[rspec-devel] [ANN] RSpec 0.9.1 released

Brian Takita brian.takita at gmail.com
Sat May 5 21:03:53 EDT 2007


On 5/5/07, Chad Woolley <chad at pivotalsf.com> wrote:
>
> On 5/5/07, Brian Takita <brian.takita at gmail.com> wrote:
> > On 5/4/07, Ian McFarland <ian at pivotallabs.com> wrote:
> > > Also, with the new syntax, how do we describe more about our context,
> > things like:
> > >
> > > spec "partially initialized User object" do
> > >    should "fail validation" do
> > >       #things
> > >    end
> > > end
> >
> > Thats interesting. I'm not sure if "should" has been brought up. It has
> a
> > nice orthoginal quality to it.
>
> I don't think it would work.  The current keywords, specify or it,
> leave the choice of the "specification" verb up to the user.  It could
> be "shall", "should", "may", or "can".
>
> In fact, these terms have specific meaning in formal specifications
> such as IEEE (section 13.1):
>
> http://standards.ieee.org/guides/style/section5.html
>
> That's one reason I don't really get the guy's link you sent that was
> the supposed justification for the wording change:
>
> http://www.testing.com/cgi-bin/blog/2006/04/12#spec-vs-example
>
> I've read that three times, but I still don't get it.  Maybe because
> I'm not a math geek, and in fact was never that good at math at all.
>
> However, I do understand english pretty well, and I think that if I
> write a spec that says "should", that doesn't have to represent the
> entire specification for my app.  It represents one facet of it.
> Again, the IEEE standards language supports this:
>
> "The word should is used to indicate that among several possibilities
> one is recommended as particularly suitable, without mentioning or
> excluding others"
>
> It doesn't say "the word 'should' is used to represent a mathematical
> equation that leaves absolutely no ambiguity."
>
> And that's coming from Engineers, who ARE math geeks...

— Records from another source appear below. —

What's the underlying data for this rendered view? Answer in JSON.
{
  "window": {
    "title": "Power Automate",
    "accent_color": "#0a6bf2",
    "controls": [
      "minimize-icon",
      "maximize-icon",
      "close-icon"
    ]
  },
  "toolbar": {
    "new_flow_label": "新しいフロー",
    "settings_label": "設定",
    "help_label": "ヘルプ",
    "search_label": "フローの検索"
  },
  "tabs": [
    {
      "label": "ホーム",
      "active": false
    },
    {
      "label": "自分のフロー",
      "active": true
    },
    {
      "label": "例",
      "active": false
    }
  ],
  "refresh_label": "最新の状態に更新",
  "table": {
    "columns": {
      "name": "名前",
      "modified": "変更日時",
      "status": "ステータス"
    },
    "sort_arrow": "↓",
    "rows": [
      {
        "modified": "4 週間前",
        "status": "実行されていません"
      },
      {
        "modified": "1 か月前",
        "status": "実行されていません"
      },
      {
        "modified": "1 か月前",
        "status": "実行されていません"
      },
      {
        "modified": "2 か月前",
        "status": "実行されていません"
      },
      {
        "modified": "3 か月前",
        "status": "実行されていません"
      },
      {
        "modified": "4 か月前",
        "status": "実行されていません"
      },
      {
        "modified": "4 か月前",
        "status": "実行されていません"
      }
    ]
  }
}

I think the following quote is the gist of the terminology change:

> Still, it creeps me out when people refer to tests (aka examples<http://www.testing.com/cgi-bin/blog/2003/08/22#agile-testing-project-2>)
> as specifications. There's an important distinction:
>
> A specification *describes* a correct program, while a test *provokes* a
> correct program.
>
> That's why example are used instead of specifications. So maybe the
question now is why is example better than test?
Also, why is 'describe' replacing 'context'? The quote implies we don't want
to describe software, but provoke the correct software.

> > Also, is the old syntax supported still? Or is migrating to the new
> > version a matter of reopening every spec file we've ever written?
> >
> > The old syntax is still supported. There has not been talk of
> deprecating it
> > either, and I'll fight it if there is :)
> >
>
> I actually think that's worse in the long run.  They should decide on
> one and switch to it exclusively.  Having two supported styles will
> just confuse newbies (and oldies), and result in specs (err, examples)
> that use an ugly and inconsistent mix of both styles, as well as
> arguments over which is better (like this one, for example!)